If and When arrangements will be the weapon of choice for bad employers if Employment Bill isn’t amended
Labour Party Employment Spokesperson, Senator Ged Nash, has said ‘if and when’ contracts should be outlawed.
Speaking at the launch of the TASC report on ‘Precarious Work, Precarious Lives’ he said;
“’If & When’ contracts represent the worst and most exploitative work arrangement going.
“Workers may be offered work on a Monday, but the employer has no obligation or responsibility to offer them any more hours thereafter. In effect, your ‘contract’ ends when your shift does. This makes workers cheap to hire, and easy to fire. There is no enduring contract of service, therefore you aren’t covered by employment rights legislation and your entitlement to social protection payments is limited.
“Arising from a process I kicked off in 2015, legislation is coming before the Seanad next week to better regulate precarious work in Ireland. Critically, the Employment (Miscellaneous Provisions) Bill dodges the question of ‘if and when’ contracts. If this is not dealt with, these rotten arrangements will become the weapon of choice for bad employers.
“There are some very welcome elements of the proposed new legislation. Many of them are drawn from the proposals I brought to government in late 2015. But it seems that, for most workers trapped in the ‘if & when’ spiral, work of that nature will continue to be treated as a casual form of work. This would deny them access to these important reforms, because they would not be classified as ‘employees’ in the first place.

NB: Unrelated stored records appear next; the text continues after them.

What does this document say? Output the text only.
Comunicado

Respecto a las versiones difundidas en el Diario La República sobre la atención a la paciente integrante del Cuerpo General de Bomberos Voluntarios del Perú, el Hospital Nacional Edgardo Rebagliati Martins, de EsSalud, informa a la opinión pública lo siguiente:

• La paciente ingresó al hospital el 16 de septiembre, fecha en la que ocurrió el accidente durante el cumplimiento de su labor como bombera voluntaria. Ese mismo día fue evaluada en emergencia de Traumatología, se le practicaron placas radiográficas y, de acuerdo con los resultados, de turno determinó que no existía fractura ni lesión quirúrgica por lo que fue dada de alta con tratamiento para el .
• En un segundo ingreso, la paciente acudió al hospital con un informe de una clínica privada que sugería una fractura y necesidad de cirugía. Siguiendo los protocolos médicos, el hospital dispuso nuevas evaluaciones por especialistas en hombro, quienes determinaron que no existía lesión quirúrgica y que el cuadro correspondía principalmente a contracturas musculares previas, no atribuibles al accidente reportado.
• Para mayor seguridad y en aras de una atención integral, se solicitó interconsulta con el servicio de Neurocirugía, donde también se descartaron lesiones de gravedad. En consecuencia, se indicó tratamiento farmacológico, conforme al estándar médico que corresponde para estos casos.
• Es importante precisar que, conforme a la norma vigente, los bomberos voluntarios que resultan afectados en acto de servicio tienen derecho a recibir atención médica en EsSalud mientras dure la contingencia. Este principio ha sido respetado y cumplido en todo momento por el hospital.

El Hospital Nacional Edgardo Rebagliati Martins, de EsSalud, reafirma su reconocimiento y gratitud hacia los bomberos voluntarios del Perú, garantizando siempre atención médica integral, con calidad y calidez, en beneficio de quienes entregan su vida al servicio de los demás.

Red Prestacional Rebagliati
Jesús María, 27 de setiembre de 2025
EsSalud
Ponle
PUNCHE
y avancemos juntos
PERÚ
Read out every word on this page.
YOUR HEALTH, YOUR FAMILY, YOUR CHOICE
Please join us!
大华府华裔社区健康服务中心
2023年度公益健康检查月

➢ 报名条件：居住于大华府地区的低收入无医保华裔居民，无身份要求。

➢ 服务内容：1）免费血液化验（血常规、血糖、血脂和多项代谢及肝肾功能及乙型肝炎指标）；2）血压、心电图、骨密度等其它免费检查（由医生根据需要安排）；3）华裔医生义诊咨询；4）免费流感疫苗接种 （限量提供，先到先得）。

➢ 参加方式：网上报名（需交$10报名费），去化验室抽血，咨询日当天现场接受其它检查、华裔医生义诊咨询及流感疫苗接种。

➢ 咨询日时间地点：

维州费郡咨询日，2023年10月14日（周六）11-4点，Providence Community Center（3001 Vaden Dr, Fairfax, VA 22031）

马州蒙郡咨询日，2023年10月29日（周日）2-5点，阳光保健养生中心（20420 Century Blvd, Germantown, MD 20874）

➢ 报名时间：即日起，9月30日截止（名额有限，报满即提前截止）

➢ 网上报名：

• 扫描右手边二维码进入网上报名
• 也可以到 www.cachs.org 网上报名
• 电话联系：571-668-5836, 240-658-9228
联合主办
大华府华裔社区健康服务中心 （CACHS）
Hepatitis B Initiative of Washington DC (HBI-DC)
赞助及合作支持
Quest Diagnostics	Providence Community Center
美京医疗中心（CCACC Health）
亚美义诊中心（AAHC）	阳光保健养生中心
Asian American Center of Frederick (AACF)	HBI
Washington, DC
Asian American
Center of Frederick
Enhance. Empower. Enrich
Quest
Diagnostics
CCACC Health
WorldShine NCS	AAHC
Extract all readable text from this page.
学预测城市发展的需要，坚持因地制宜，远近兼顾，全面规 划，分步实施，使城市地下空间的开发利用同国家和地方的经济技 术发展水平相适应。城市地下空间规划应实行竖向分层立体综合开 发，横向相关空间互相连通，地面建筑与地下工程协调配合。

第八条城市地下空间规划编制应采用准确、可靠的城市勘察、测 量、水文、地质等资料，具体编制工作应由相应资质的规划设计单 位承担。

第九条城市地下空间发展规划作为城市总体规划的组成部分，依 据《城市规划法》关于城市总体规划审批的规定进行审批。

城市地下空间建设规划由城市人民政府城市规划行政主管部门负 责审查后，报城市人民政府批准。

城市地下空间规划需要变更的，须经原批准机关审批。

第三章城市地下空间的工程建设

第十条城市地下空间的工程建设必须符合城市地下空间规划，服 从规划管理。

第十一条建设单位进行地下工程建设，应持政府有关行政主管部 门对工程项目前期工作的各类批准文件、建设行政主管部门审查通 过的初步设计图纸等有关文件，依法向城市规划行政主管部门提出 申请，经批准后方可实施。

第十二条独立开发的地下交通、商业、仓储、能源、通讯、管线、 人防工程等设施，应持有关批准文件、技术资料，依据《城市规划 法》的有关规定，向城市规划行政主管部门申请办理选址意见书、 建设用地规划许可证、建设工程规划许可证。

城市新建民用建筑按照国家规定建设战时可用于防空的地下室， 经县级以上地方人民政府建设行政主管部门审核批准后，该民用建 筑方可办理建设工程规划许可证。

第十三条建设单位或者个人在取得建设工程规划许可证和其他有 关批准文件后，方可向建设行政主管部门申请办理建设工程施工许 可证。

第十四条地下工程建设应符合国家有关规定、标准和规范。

“For example, ‘if and when’ workers will not be able to request that they be placed in an appropriate ‘band’ of hours to better reflect the reality of the hours they work like all other workers. This significant gap needs to be filled urgently to give hope and dignity to a cohort of workers who need to be brought in from the cold and given some hope for the future.
“I will be tabling amendments to the legislation in order to address this problem.I will propose that, where a period of employment has to be calculated, casual work should be included in the calculations if the casual worker was employed on a regular and systematic basis and if, during the period of service, the worker had a reasonable expectation of on-going employment by the same employer.
“The law must have regard to basic facts of working life such as whether the employee was offered work regularly, whether the employee generally accepted work when it was offered and whether, although the amount of work offered might vary, there was a pattern or system to the work offered each week.”